I bit my lip and crossed the courtyard to Rabba, then bent down so she could clamber onto my back — a bundle of bones and skin. She put her skinny arms around my neck. She weighed less than a year-old lamb, but was more awkward. I thought she might start to argue again, but Rabba knew when there was no point wasting her words. She didn’t even mutter arguments at me as we climbed the stairs.
M
a and my sisters slept in the room above the animals now the autumn nights were cooling. Rabba and I liked the stars. I carried her to her pallet on the roof and laid her down, carefully avoiding the bits where the roof had worn away. It was only plaster, laid across the reeds, and needed patching. Plastering was men’s work, but if the war did not end soon, we women would need to do it.

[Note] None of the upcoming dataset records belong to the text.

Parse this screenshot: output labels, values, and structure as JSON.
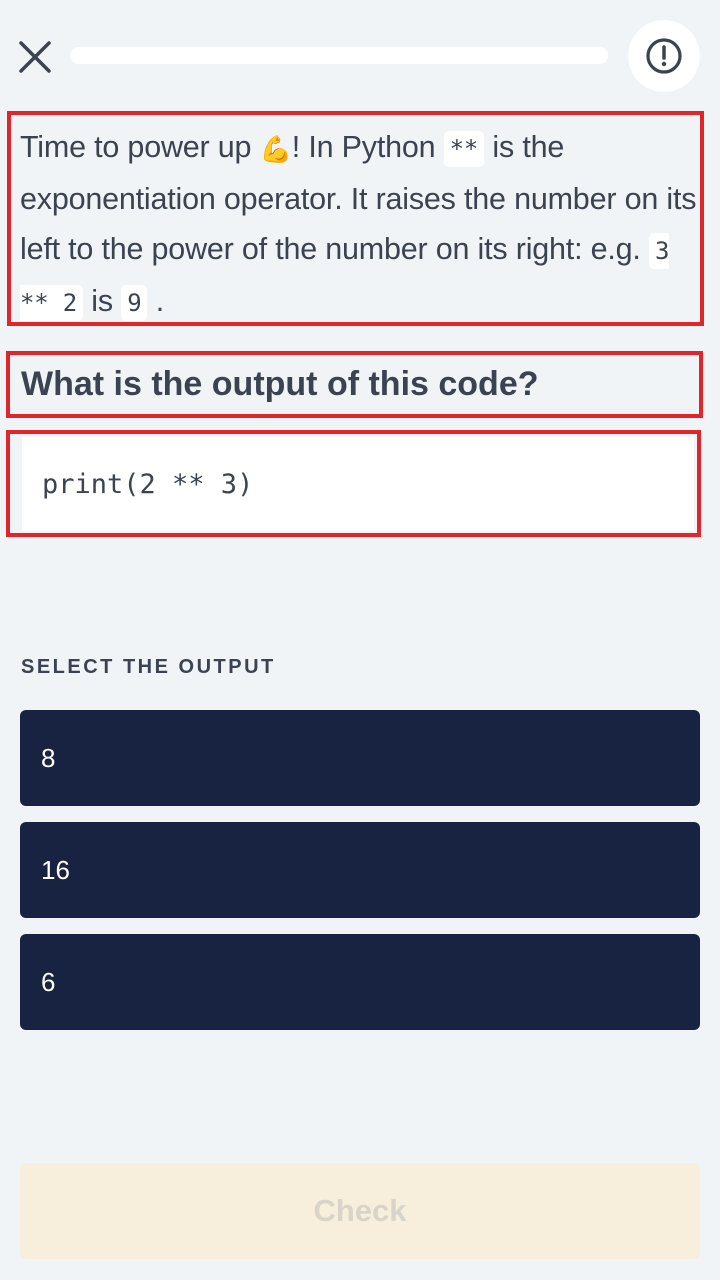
{
  "header": {
    "close_icon": "close-icon",
    "report_icon": "alert-circle-icon",
    "progress": 0
  },
  "intro": {
    "part1": "Time to power up ",
    "emoji": "💪",
    "part2": "! In Python ",
    "operator": "**",
    "part3": " is the exponentiation operator. It raises the number on its left to the power of the number on its right: e.g. ",
    "example_expr": "3 ** 2",
    "part4": " is ",
    "example_result": "9",
    "part5": " ."
  },
  "question": "What is the output of this code?",
  "code": "print(2 ** 3)",
  "select_label": "SELECT THE OUTPUT",
  "options": [
    "8",
    "16",
    "6"
  ],
  "check_label": "Check",
  "colors": {
    "highlight": "#e0262d",
    "option_bg": "#172340",
    "check_bg": "#f7efdc",
    "page_bg": "#f0f4f6"
  }
}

‘I’ll bring up your supper,’ I said.
‘You are as kind as a cool breeze at midday, girl,’ said Rabba absently, gazing across the hills towards the track that led through the hills and finally to the road to Jerusalem.
‘Rabba . . . does Jakob not want me because I am . . . unwomanly? Is that why he hasn’t come back?’
She looked at me then. ‘How does Jakob know who you are or what you have become? No man has come back from the army for over a year. No tax collector has come from Rome or the Temple or the King this year either. The only men we have seen are the zealots who stole our food, may their tongues wither, and the Romans,’ she spat, ‘this afternoon.’
‘Will . . . will Jakob ever come back?’
‘No,’ she said flatly. ‘But the Roman soldiers will. What does your ma know of the world? What do any of the women in this village of mud and olives know? Just how to spin wool and make the bread. But I lived thirty years in Jerusalem. My husband was a tax collector . . .’
I stopped listening. I’d heard the tales a thousand times: her grand stone house, the visits to the holy Temple . . . If what Rabba said was true, I should be crying for Jakob, for the marriage I wouldn’t have. But I’d only met Jakob three times, for he lived with our cousins a day’s walk away. I could hardly remember his face.
‘. . . even the governor came to that wedding feast,’ said Rabba. ‘We had peacocks stuffed with wheat and raisins in pomegranate sauce, and alabaster bowls to wash in. And one time —’
‘No Roman soldier has ever come here before,’ I interrupted. ‘Why should they come back? We pay our taxes every year.’
It was hard to remember now why the men had been so ferociously sure they must free Judea from Rome. Rome took little from us; only three parts of wheat or sheep or barley from every hundred. The Temple’s and the King’s taxes took nearly half the crop. What were Roman taxes compared with our own? Our men didn’t even have to serve a time in the Roman army, like other men across the Empire, nor did we have to bow down to Roman gods.